What began as an effort to untangle childhood memory turned into a decades-long investigation—into Reagan’s Cold War, the roots of the Iran-Contra affair, and one of the CIA’s most secretive operations in the Western Hemisphere.


At the heart of it was a covert regime-change plan code-named Operation Red Christmas—a chilling blueprint for modern shadow wars. This is the story of how that operation, and the secret war that surrounded it, unfolded in a country most Americans have never heard of.

Over the next five parts, we will reconstruct the entire operation:

  • Part I – Project Democracy: The Suriname Blueprint How Suriname became an early proving ground for Reagan’s shadow foreign policy—a test case for secret presidential directives, embedded operatives, and the expansion of Continuity of Government protocols under the guise of Cold War security.
  • Part II – The Wolves of Paramaribo Who ran the operation? We reveal the embedded CIA and military intelligence officers who laid the groundwork for regime change from within the U.S. Embassy itself, operating outside normal diplomatic oversight.
  • Part III – Terrorism Exercises and the Coup that Never Was What was the plan? How did Oliver North’s terrorism demonstrations in Washington align with a coup allegedly codenamed “Red Christmas”—and what role did European mercenaries and possible Gladio assets play?
  • Part IV – Operation Guiminish: A Pivot Toward Proxy Control When the coup failed, the Reagan administration didn’t stop. We trace the pivot to a Brazilian-American operation that sought to co-opt Bouterse instead of removing him, leveraging aid, narrative control, and soft power.
  • Part V – The Jungle War, Iran-Contra, and Justice Denied How the chaos unleashed by the failed coup metastasized into civil war, narcotrafficking, and lasting trauma, culminating in one of the region’s bloodiest human rights tragedies—and a belated, but incomplete, reckoning.

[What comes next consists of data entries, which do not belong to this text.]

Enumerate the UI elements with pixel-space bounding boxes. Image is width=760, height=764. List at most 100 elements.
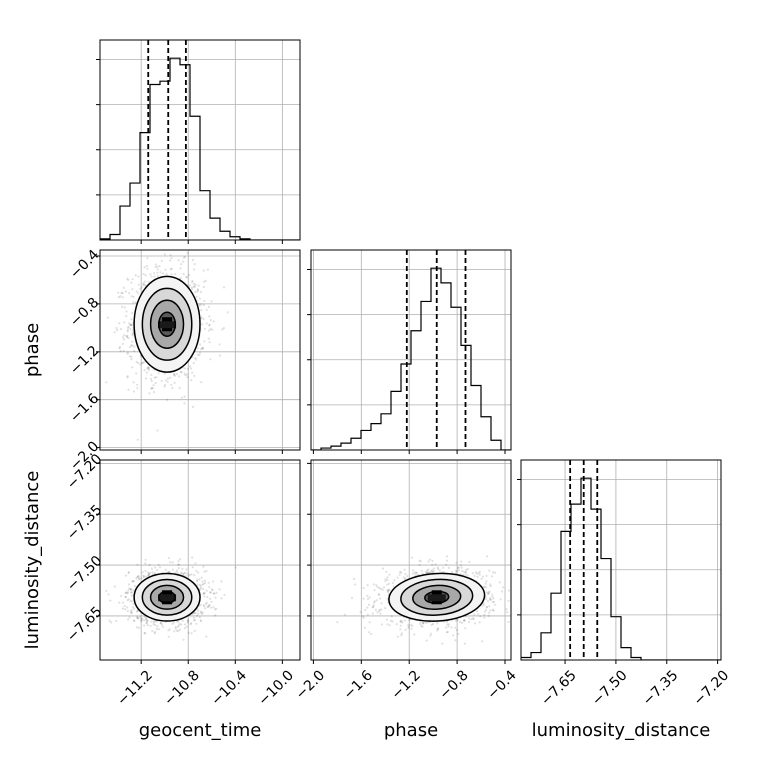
scatter-point: [198, 297, 201, 300]
scatter-point: [186, 618, 189, 621]
scatter-point: [143, 369, 146, 372]
contour-4: [133, 275, 201, 373]
scatter-point: [379, 597, 382, 600]
scatter-point: [151, 387, 154, 390]
scatter-point: [131, 344, 134, 347]
scatter-point: [366, 597, 370, 601]
scatter-point: [488, 590, 491, 593]
scatter-point: [181, 567, 184, 571]
scatter-point: [212, 320, 215, 323]
scatter-point: [160, 623, 163, 626]
scatter-point: [133, 585, 137, 588]
scatter-point: [484, 586, 488, 589]
scatter-point: [143, 632, 147, 635]
scatter-point: [170, 267, 173, 270]
scatter-point: [203, 570, 206, 573]
scatter-point: [482, 603, 485, 607]
scatter-point: [131, 332, 134, 335]
scatter-point: [143, 619, 146, 622]
scatter-point: [446, 623, 449, 626]
histogram-step-geocent_time: [100, 57, 300, 240]
scatter-point: [157, 563, 160, 567]
histogram-panel-phase: [307, 249, 512, 454]
scatter-point: [491, 595, 494, 598]
scatter-point: [129, 324, 132, 327]
scatter-point: [158, 566, 162, 569]
scatter-point: [196, 289, 199, 292]
scatter-point: [174, 626, 177, 629]
scatter-point: [379, 612, 382, 615]
scatter-point: [410, 623, 413, 626]
scatter-point: [142, 282, 145, 285]
scatter-point: [404, 573, 407, 576]
scatter-point: [124, 608, 127, 611]
scatter-point: [124, 591, 127, 595]
scatter-point: [131, 334, 134, 337]
x-tick-label: −7.20: [691, 667, 733, 709]
scatter-point: [163, 253, 166, 256]
scatter-point: [429, 634, 432, 637]
scatter-point: [156, 265, 159, 268]
contour-4: [388, 572, 486, 622]
x-axis-label-geocent_time: geocent_time: [139, 720, 262, 741]
scatter-point: [498, 581, 501, 584]
scatter-point: [399, 619, 402, 622]
scatter-point: [164, 268, 167, 271]
scatter-point: [125, 315, 128, 318]
scatter-point: [143, 283, 146, 286]
scatter-point: [121, 305, 124, 308]
scatter-point: [431, 622, 435, 626]
scatter-point: [426, 571, 429, 574]
scatter-point: [352, 577, 356, 581]
scatter-point: [126, 592, 129, 595]
scatter-point: [375, 584, 378, 587]
scatter-point: [445, 555, 449, 558]
scatter-point: [391, 581, 394, 585]
scatter-point: [131, 288, 134, 291]
scatter-point: [207, 605, 210, 608]
scatter-point: [463, 619, 466, 622]
scatter-point: [121, 601, 125, 604]
scatter-point: [438, 569, 441, 572]
scatter-point: [130, 295, 133, 298]
scatter-point: [140, 286, 143, 289]
scatter-point: [128, 322, 131, 325]
scatter-point: [162, 272, 165, 275]
scatter-point: [215, 591, 218, 594]
scatter-point: [485, 580, 488, 583]
scatter-point: [180, 571, 183, 574]
scatter-point: [207, 604, 210, 607]
scatter-point: [222, 286, 226, 289]
scatter-point: [154, 630, 157, 634]
scatter-point: [460, 621, 463, 625]
scatter-point: [432, 567, 435, 570]
scatter-point: [386, 578, 389, 582]
scatter-point: [505, 608, 508, 611]
scatter-point: [214, 596, 217, 599]
scatter-point: [197, 229, 199, 231]
scatter-point: [199, 343, 202, 346]
scatter-point: [191, 405, 194, 408]
scatter-point: [481, 575, 484, 578]
scatter-point: [445, 620, 448, 623]
scatter-point: [201, 346, 204, 349]
scatter-point: [388, 573, 391, 576]
scatter-point: [430, 623, 433, 627]
scatter-point: [185, 625, 188, 628]
scatter-point: [487, 611, 491, 614]
scatter-point: [474, 571, 477, 574]
scatter-point: [169, 268, 172, 271]
scatter-point: [159, 622, 162, 625]
scatter-point: [139, 620, 142, 623]
scatter-point: [213, 592, 216, 595]
scatter-point: [466, 574, 469, 577]
scatter-point: [431, 559, 434, 562]
scatter-point: [135, 610, 138, 613]
scatter-point: [489, 598, 492, 602]
density-peak: [427, 594, 446, 602]
scatter-point: [431, 569, 434, 572]
scatter-point: [191, 258, 195, 262]
scatter-point: [200, 316, 203, 319]
scatter-point: [128, 616, 131, 619]
scatter-point: [121, 607, 125, 610]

This is not just a story of Cold War geopolitics. It’s about the architecture of modern secrecy. The origins of privatized war. The normalization of democracy by subversion.

It’s also about me—the kid who watched it unfold from the wrong side of the fence.

And it all started in Suriname.

And it never really ended…

Me, walking along the beach at Langatabbetje—unaware it would soon become the rebel base of Ronnie Brunswijk’s Jungle Commando in Suriname’s bloody civil war.